Of all the money I’ve spent on the children since they were born, the purchase that’s given me the most bang for the buck is probably my trampoline. (It’s neck and neck, actually, with the $600 I spent four years ago on a ’99 Plymouth Voyager as my backup van, but I’ll write about The Green Lantern another day).
I got the trampoline for $150 just over a year ago from a friend of a friend who was trying to get rid of it on Facebook. It retails for double that, but used ones are everywhere: like boats and Bowflex machines, it seems every other family who buys a trampoline gets a quick case of buyer’s remorse after they use it a couple times and lose interest.
We are not one of those families. Fortunately, all three of my kids still enjoy jumping on that thing every day; Mia’s almost 13 and her interest shows no signs of abating. When they come home from school, the first thing they do is go out and jump for 10-15 minutes.
Hell, yesterday Mia filmed a slow-motion musical.ly of Ezra jumping up and pulling his pants completely off in mid air, followed by putting them back on in the next jump. Which is…well, yeah, that’s definitely optional, not required by any means, but hey, it keeps ’em busy.
When we have sleepovers, the trampoline is the main attraction and diverter of children away from the inside of my house.
And the health benefits! In the past year, my kids have easily burned tens of thousands of calories jumping on that thing. It’s the ultimate stealth exercise. If I asked them to go running around the neighborhood with me, 99% of the time they’d run screaming into the nearest hiding place on the property. But I don’t even have to ask them to jump on the trampoline, and they do it for a half hour anyway.

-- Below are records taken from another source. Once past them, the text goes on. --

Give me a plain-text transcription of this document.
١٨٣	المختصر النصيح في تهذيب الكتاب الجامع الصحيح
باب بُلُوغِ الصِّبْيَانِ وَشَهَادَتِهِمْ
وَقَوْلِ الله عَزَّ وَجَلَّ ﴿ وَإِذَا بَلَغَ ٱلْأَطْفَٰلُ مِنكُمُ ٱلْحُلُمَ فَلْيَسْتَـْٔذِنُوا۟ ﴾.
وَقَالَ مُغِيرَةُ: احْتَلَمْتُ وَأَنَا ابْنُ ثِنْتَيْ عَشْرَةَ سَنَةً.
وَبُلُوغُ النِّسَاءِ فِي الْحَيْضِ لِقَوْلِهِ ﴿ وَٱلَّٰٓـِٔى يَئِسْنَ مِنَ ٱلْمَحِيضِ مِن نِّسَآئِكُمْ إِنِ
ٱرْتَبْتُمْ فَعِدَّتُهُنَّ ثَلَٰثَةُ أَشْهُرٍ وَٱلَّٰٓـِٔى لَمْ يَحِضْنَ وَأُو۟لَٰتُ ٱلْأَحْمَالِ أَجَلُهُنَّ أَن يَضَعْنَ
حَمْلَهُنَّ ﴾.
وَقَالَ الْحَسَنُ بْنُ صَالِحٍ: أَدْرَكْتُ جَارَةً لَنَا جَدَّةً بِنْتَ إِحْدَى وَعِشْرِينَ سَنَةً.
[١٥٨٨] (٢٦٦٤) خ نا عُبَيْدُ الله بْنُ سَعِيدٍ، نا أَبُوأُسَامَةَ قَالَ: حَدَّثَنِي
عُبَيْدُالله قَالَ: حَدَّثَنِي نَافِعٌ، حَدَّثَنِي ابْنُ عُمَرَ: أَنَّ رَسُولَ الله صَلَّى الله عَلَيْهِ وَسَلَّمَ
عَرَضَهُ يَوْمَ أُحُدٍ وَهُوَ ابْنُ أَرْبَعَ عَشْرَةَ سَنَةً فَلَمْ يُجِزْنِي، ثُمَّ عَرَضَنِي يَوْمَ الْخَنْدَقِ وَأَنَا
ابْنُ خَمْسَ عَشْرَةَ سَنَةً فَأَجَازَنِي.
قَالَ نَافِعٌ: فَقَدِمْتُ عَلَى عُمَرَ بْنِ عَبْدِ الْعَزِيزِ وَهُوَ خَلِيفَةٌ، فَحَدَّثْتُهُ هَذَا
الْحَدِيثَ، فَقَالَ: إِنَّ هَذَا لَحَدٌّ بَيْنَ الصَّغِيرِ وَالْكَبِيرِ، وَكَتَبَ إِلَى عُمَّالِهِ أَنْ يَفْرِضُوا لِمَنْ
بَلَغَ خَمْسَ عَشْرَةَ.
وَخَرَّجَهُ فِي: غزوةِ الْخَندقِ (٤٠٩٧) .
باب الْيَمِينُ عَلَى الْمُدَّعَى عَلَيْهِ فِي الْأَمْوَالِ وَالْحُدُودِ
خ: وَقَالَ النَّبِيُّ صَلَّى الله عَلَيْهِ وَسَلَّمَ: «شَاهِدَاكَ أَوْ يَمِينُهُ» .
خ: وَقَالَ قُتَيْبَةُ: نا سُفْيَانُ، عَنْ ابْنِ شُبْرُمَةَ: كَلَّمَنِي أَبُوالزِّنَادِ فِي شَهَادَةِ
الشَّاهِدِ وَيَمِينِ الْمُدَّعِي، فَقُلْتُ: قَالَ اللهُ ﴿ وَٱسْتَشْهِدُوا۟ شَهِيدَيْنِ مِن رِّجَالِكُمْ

That the trampoline is a legit calorie-burner was news to me. Until I bought ours, I don’t think I’d ever jumped on one before, and it just seemed like goofball entertainment. But not only did I find out that it’s a great way for a 43-year-old man to twist his ankle or pop his knee or tweak his shoulder or neck, I also got off the thing after five minutes of jumping and found myself huffing and puffing a decent bit, and I’m not in the worst shape in the world.
Did I mention it diverts children outside? It does. It diverts them outside and straight out of my hair.

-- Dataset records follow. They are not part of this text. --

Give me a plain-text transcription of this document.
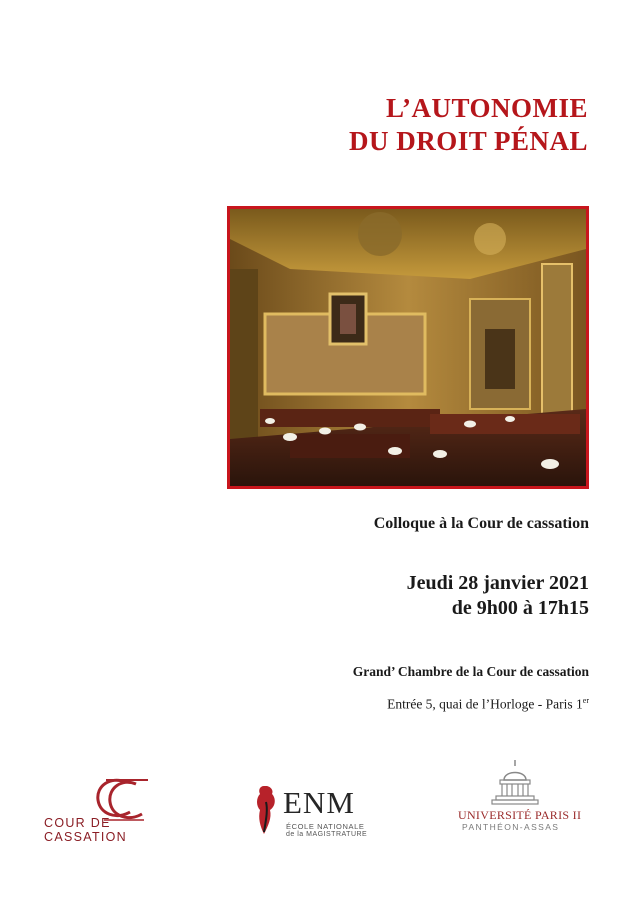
L’AUTONOMIE
DU DROIT PÉNAL
Colloque à la Cour de cassation
Jeudi 28 janvier 2021
de 9h00 à 17h15
Grand’ Chambre de la Cour de cassation
Entrée 5, quai de l’Horloge - Paris 1er
COUR DE CASSATION
ENM
ÉCOLE NATIONALE
de la MAGISTRATURE
UNIVERSITÉ PARIS II
PANTHÉON-ASSAS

After a year, the injury count from the trampoline is still zero. Plenty of occasional bangs, bruises and crying, mind you, but all from temporary pain, not injury. Nothing wrong with a little pain now and again.
The trampoline also makes our house extremely easy to find. Whether it’s the pizza guy or the plumber or a new school friend trying to find our house for the first time, the task is made dead-simple when all you have to do is say “it’s the house with the big-ass trampoline in the front yard.” Found instantly.
Another side benefit of a trampoline is that it allows for instant “camping” in the front yard. Let’s calling it “tramping” because I just can’t resist not calling it that.
Our family’s outdoorsy-ness extends to hiking, but not actual camping. Not even glamping. Walking a secluded mountain trail is cool with us; buying a tent (that I probably can’t put together because I suck at putting things together), loading it up along with food and driving an hour into the middle of nowhere and then having three kids freak out about whether every little noise is an approaching bear — none of that is appealing to us.
However, we can throw sleeping bags and blankets on the trampoline and be sleeping under the stars in 60 seconds. And be 30 seconds away from indoor plumbing, and the refrigerator, and away from mountain lions and bears and ticks and whatever else is out there. And still watch Netflix over wifi, if so inclined.
So if you’re looking for a cheap and entertaining way to get your kids to move their bodies a bit more and to skedaddle them out of the house, hit craigslist in your town and find a trampoline. Some of the best money I ever spent.